Design of a novel hybrid multimode interferometer operating with both TE and TM polarizations for sensing applications

A novel hybrid multimode interferometer for sensing applications operating with both TE and TM polarizations simultaneously is proposed and numerically demonstrated. The simulations were performed assuming an operating wavelength of 633 nm with the goal of future use as a biosensor, but its applications extend beyond that area and could be adapted for any wavelength or application of interest. By designing the mutimode waveguide core with a low aspect ratio, the confinement characteristics of TE modes and TM modes become very distinct and their interaction with the sample in the sensing area becomes very different as well, resulting in high device sensitivity.

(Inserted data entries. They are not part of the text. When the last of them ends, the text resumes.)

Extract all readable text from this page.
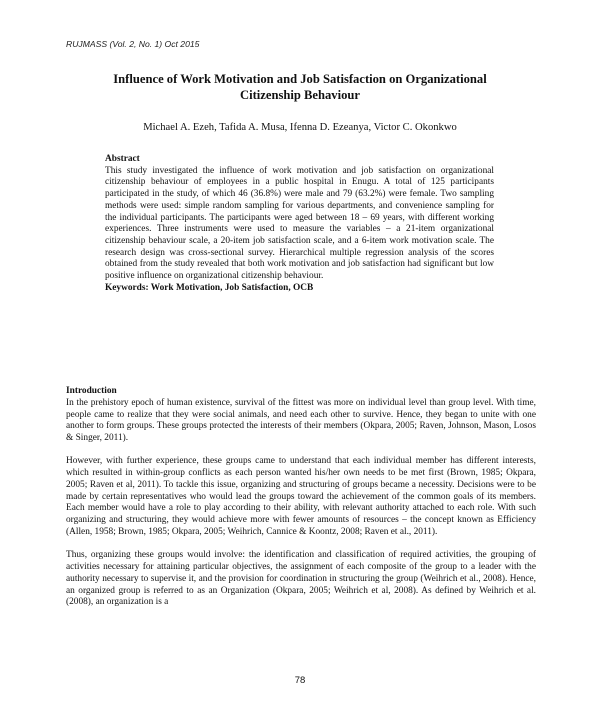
RUJMASS (Vol. 2, No. 1) Oct 2015
Influence of Work Motivation and Job Satisfaction on Organizational
Citizenship Behaviour
Michael A. Ezeh, Tafida A. Musa, Ifenna D. Ezeanya, Victor C. Okonkwo
Abstract
This study investigated the influence of work motivation and job satisfaction on organizational citizenship behaviour of employees in a public hospital in Enugu. A total of 125 participants participated in the study, of which 46 (36.8%) were male and 79 (63.2%) were female. Two sampling methods were used: simple random sampling for various departments, and convenience sampling for the individual participants. The participants were aged between 18 – 69 years, with different working experiences. Three instruments were used to measure the variables – a 21-item organizational citizenship behaviour scale, a 20-item job satisfaction scale, and a 6-item work motivation scale. The research design was cross-sectional survey. Hierarchical multiple regression analysis of the scores obtained from the study revealed that both work motivation and job satisfaction had significant but low positive influence on organizational citizenship behaviour.
Keywords: Work Motivation, Job Satisfaction, OCB
Introduction

In the prehistory epoch of human existence, survival of the fittest was more on individual level than group level. With time, people came to realize that they were social animals, and need each other to survive. Hence, they began to unite with one another to form groups. These groups protected the interests of their members (Okpara, 2005; Raven, Johnson, Mason, Losos & Singer, 2011).

However, with further experience, these groups came to understand that each individual member has different interests, which resulted in within-group conflicts as each person wanted his/her own needs to be met first (Brown, 1985; Okpara, 2005; Raven et al, 2011). To tackle this issue, organizing and structuring of groups became a necessity. Decisions were to be made by certain representatives who would lead the groups toward the achievement of the common goals of its members. Each member would have a role to play according to their ability, with relevant authority attached to each role. With such organizing and structuring, they would achieve more with fewer amounts of resources – the concept known as Efficiency (Allen, 1958; Brown, 1985; Okpara, 2005; Weihrich, Cannice & Koontz, 2008; Raven et al., 2011).

Thus, organizing these groups would involve: the identification and classification of required activities, the grouping of activities necessary for attaining particular objectives, the assignment of each composite of the group to a leader with the authority necessary to supervise it, and the provision for coordination in structuring the group (Weihrich et al., 2008). Hence, an organized group is referred to as an Organization (Okpara, 2005; Weihrich et al, 2008). As defined by Weihrich et al. (2008), an organization is a

78
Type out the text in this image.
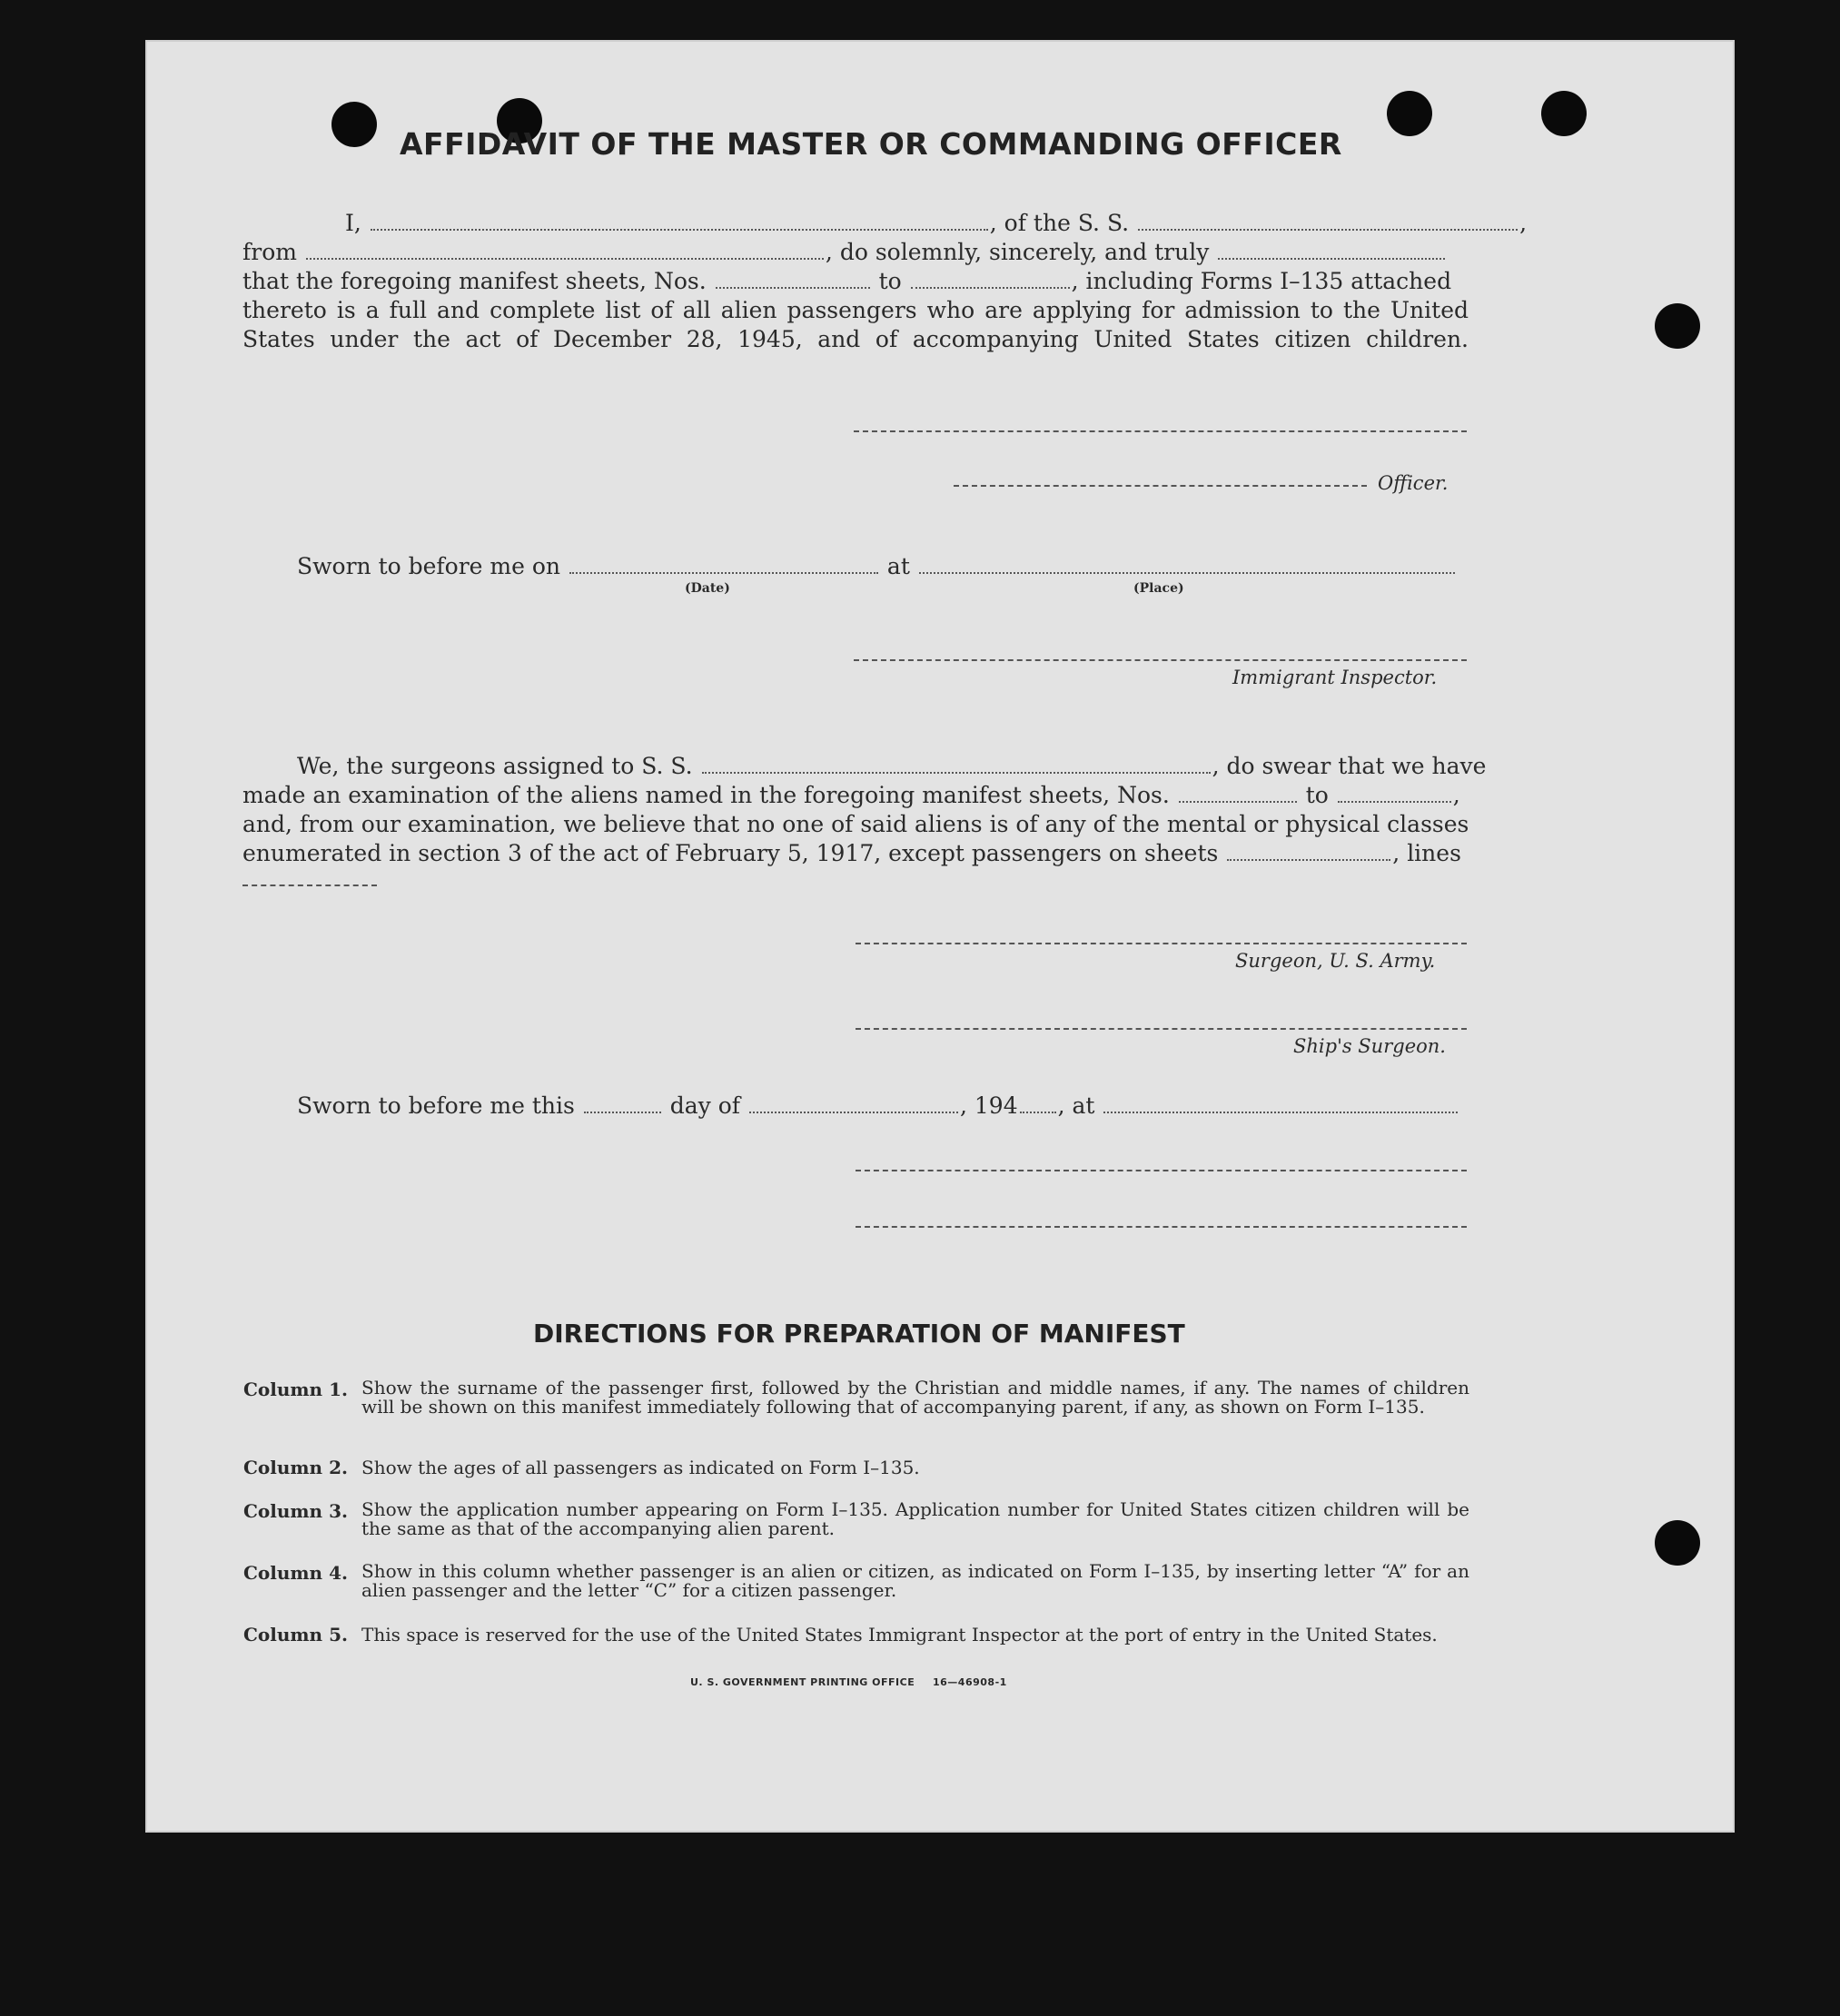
AFFIDAVIT OF THE MASTER OR COMMANDING OFFICER
I,	, of the S. S.	,
from	, do solemnly, sincerely, and truly
that the foregoing manifest sheets, Nos.	to	, including Forms I–135 attached
thereto is a full and complete list of all alien passengers who are applying for admission to the United
States under the act of December 28, 1945, and of accompanying United States citizen children.
Officer.
Sworn to before me on	at
(Date)	(Place)
Immigrant Inspector.
We, the surgeons assigned to S. S.	, do swear that we have
made an examination of the aliens named in the foregoing manifest sheets, Nos.	to	,
and, from our examination, we believe that no one of said aliens is of any of the mental or physical classes
enumerated in section 3 of the act of February 5, 1917, except passengers on sheets	, lines
Surgeon, U. S. Army.
Ship's Surgeon.
Sworn to before me this	day of	, 194 , at
DIRECTIONS FOR PREPARATION OF MANIFEST
Column 1. Show the surname of the passenger first, followed by the Christian and middle names, if any. The names of children will be shown on this manifest immediately following that of accompanying parent, if any, as shown on Form I–135.
Column 2. Show the ages of all passengers as indicated on Form I–135.
Column 3. Show the application number appearing on Form I–135. Application number for United States citizen children will be the same as that of the accompanying alien parent.
Column 4. Show in this column whether passenger is an alien or citizen, as indicated on Form I–135, by inserting letter “A” for an alien passenger and the letter “C” for a citizen passenger.
Column 5. This space is reserved for the use of the United States Immigrant Inspector at the port of entry in the United States.
U. S. GOVERNMENT PRINTING OFFICE 16—46908-1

In addition, an excitation structure is presented, that allows good control over power distribution between the desired modes while also restricting the power coupled to other undesired modes. This new hybrid TE/TM approach produced a bulk sensitivity per sensor length of 1.798 rad center dot RIU-1 center dot mu m-1 and a bulk sensitivity per sensor area of 2.140 rad center dot RIU-1 center dot mu m-2, which represents a much smaller footprint when compared to other MMI sensors, contributing to a higher level of integration, while also opening possibilities for a new range of MMI devices.

Automated summary

A novel hybrid multimode interferometer is proposed and demonstrated for sensing applications operating with both TE and TM polarizations simultaneously. It can be used as a biosensor at a wavelength of 633 nm, but its applications are not limited to that area. The design of the multimode waveguide core and the excitation structure result in distinct confinement characteristics and high device sensitivity. The hybrid TE/TM approach achieves smaller footprint and opens possibilities for a new range of MMI devices.